Nilüfer Hatun bir Tekfur kızıydı. Bilecik Tekfuru’nun oğluna nişanlıydı ama gönlünü Orhan Gazi’ye kaptırmıştı.

Söğüt Bilecik’in bir ilçesidir. Bu küçük ilçe Osmanlı Beyliğine başkentlik etti. Üç kıtaya hükmeden büyük Osmanlı İmparatorluğu Söğüt’ün koynunda doğdu. Türkler’in Anadolu da kurdukları Selçuklu Devleti, varlığını iki yüz yıl sürdürdükten sonra, doğudan gelen Moğol akınlarıyla sarsılmış, zayıflamış, sonunda bir çok küçük beyliklere bölünmüştü.

Sayıları on ikiye ulaşan bu beyliklerden her birisi kendi bölgelerinde egemen olamya çalışıyorlardı. Bunların içinde en küçüğü Söğüt’teki Osmanlı Beyliği idi. Bilecik’le Eskişehir dolaylarında daha çok Bizanslılarla uğraşıp duruyorlardı. Bu beyliğin hemen hemen üç yanı Bizans topraklarıyla çevriliydi.

Bizans kasaba ve şehirlerinin başında “tekfur” adı verilen beyler vardı. Bunlar İstanbul’da bulunan Bizans İmparatorluğuna bağlı idiler ama gerçekte kendi başlarına buyruktular. Halktan vergi alırlar, asker toplarlardı. Çoğu çok zalimdi. Kendi halklarına yapmadıkları kötülük kalmazdı. Dinleri ayrı olduğu halde. Osmanlıları bir kurtarıcı olarak kabul eden çok sayıda Bizanslı vardı. Osmanlı Beyliğinin başkanı Osman Bey ve adamları adaletli davranıyor, halkı ezmemeye özen gösteriyorlardı.

O sıralar Osman Bey’le Bilecik tekfuru arasında dostluk vardı ama tekfur Osman Bey’i tuzağa düşürmek için sinsice planlar yapıp duruyordu.

Bilecik tekfuru, oğlunu Yarhisar tekfurunun güzel kızı Nilüfer’le nişanlamıştı. Yakında düğün yapılacaktı. Tekfur bu düğüne Osman Bey’le adamlarını da çağırdı. Ama bir başka tekfur, Osman Bey “Sakın düğüne katılmayın. Bilecik tekfuru pusu kurdurup sizi öldürtecek.” Diye haber yolladı. Bunun üzerine Osman Bey’de Bilecik tekfurunu ve Bilecik’i ele geçirmek için başka bir plan hazırladı.

Bu planın içinde Bilecik’e gelin gidecek olan Nilüfer’in kaçırılması da düşünülmüştü.

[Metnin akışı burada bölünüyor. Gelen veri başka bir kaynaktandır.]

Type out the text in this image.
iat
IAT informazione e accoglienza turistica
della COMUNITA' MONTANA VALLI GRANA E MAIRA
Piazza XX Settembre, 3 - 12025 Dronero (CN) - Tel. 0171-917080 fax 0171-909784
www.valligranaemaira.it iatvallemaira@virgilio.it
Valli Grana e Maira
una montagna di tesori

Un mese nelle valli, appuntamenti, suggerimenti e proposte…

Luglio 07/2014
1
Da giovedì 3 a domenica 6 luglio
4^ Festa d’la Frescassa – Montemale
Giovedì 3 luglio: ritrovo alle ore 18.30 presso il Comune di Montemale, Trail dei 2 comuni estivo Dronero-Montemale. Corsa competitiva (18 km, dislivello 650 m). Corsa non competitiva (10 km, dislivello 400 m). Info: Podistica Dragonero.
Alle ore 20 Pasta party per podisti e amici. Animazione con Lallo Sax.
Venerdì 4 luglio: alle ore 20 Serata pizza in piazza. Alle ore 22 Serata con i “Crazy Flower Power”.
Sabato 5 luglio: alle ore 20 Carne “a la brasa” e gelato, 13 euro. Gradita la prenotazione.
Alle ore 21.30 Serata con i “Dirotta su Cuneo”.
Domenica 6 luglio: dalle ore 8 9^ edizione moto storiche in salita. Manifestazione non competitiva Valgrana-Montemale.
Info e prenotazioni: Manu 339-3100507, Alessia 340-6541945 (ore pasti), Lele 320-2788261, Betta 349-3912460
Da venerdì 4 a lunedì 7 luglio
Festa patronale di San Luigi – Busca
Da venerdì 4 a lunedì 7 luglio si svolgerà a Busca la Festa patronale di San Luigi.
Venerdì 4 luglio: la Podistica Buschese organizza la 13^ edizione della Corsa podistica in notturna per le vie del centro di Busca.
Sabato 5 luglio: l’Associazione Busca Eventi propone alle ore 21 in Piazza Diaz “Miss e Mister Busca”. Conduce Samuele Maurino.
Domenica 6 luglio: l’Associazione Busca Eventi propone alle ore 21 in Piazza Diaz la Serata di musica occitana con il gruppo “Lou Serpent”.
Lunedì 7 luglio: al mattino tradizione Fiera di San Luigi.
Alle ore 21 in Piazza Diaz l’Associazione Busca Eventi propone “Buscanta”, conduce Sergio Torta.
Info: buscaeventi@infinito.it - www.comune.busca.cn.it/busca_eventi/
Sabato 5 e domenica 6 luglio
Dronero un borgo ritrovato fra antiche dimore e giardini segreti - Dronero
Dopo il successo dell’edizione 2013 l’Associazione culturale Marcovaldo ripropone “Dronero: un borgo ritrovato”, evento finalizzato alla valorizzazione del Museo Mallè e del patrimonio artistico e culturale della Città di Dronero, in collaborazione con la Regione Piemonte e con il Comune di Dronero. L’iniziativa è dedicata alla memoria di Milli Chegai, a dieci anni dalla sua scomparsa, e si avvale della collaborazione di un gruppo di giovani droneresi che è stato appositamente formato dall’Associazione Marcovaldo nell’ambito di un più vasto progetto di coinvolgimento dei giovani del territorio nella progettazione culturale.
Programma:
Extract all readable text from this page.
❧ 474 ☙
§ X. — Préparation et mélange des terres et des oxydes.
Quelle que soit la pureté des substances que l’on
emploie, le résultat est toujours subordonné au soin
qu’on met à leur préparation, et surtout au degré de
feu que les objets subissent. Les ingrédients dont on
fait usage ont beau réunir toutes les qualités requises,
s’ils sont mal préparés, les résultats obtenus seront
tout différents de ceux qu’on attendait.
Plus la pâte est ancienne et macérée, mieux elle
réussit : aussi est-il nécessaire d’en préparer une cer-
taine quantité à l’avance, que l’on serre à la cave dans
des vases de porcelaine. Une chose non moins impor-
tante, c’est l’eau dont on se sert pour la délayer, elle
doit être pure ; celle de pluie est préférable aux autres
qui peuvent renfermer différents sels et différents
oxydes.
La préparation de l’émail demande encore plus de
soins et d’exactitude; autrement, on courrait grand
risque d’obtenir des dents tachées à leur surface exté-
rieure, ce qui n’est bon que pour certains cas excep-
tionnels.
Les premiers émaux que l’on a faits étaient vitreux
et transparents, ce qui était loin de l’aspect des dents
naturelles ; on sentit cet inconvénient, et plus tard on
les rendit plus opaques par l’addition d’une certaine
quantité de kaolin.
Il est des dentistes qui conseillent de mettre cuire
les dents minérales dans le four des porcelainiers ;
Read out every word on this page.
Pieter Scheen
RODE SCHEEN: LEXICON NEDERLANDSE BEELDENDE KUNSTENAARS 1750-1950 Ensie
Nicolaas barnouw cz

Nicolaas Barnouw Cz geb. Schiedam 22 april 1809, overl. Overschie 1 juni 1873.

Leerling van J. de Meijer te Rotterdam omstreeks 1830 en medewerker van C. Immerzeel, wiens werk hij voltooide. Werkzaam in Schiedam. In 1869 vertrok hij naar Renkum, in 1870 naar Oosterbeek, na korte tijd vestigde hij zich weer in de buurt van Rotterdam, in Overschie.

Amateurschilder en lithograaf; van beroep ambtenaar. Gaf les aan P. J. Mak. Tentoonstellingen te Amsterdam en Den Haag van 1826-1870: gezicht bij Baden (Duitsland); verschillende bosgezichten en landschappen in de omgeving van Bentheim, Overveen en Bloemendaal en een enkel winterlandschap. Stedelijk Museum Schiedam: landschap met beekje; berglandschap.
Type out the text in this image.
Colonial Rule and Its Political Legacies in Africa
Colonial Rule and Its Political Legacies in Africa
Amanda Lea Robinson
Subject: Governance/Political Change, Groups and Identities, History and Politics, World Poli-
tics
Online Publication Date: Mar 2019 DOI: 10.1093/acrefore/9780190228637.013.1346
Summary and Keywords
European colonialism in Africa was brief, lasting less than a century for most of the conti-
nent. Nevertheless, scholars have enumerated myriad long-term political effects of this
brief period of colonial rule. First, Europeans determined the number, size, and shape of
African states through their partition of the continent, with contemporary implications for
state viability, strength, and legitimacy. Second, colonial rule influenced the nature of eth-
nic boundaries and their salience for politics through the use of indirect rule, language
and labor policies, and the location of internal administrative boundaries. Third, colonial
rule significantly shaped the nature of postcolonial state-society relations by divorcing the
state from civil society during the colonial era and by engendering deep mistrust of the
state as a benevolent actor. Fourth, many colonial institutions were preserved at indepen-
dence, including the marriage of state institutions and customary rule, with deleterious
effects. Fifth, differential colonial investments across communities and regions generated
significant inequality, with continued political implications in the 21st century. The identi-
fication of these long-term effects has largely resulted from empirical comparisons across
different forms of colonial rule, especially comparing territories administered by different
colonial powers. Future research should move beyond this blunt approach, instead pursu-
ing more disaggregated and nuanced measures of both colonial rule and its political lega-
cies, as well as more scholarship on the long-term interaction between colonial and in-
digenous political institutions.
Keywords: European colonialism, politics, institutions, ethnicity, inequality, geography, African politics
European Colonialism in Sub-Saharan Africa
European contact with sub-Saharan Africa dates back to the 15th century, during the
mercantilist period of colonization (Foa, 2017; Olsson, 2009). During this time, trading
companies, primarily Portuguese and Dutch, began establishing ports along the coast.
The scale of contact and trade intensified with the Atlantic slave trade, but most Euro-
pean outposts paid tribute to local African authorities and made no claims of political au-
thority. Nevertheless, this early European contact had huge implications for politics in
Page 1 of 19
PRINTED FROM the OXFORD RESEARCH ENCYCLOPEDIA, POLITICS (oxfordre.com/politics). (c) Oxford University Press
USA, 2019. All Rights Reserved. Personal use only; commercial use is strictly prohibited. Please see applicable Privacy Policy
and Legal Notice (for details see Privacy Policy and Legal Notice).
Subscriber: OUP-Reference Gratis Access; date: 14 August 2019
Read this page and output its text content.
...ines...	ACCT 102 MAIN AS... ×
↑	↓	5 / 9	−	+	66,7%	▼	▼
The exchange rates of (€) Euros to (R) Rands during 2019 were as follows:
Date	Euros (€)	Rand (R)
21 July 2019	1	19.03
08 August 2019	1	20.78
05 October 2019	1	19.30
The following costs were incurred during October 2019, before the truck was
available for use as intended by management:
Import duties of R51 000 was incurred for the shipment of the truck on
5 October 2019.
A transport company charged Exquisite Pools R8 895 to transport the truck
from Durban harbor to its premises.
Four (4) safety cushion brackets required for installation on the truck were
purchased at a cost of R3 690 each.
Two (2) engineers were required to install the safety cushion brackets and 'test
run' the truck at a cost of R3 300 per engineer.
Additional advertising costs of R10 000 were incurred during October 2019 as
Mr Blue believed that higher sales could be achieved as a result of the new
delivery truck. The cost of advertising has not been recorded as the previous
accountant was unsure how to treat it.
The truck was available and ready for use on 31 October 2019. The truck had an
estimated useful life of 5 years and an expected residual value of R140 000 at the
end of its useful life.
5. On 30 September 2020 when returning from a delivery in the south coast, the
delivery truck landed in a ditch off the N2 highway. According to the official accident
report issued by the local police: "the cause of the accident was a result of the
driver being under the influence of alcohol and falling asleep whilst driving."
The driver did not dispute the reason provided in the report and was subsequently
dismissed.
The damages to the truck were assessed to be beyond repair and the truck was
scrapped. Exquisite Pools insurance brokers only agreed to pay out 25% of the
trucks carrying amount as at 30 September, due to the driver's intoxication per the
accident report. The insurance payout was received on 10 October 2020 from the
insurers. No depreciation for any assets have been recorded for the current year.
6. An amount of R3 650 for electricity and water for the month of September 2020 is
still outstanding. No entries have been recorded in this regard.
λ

Çünkü Osman Bey’in kulağına henüz on yedi yaşında olan oğlu Orhan’ın Nilüfer’e gönlünü kaptırdığı fısıldanmıştı. Bu şöyle olmuştu:

Yakışıklı ve gözü pek bir delikanlı olan Orhan Bey, Bir gün Yarhisar’ın önünden geçiyordu. O sırada hisarın önündeki kuyudan dünya güzeli genç bir kız su çekiyordu. Birbirlerine bakıştılar. O anda ikisinin de gönlünde bir kıvılcım tutuştu.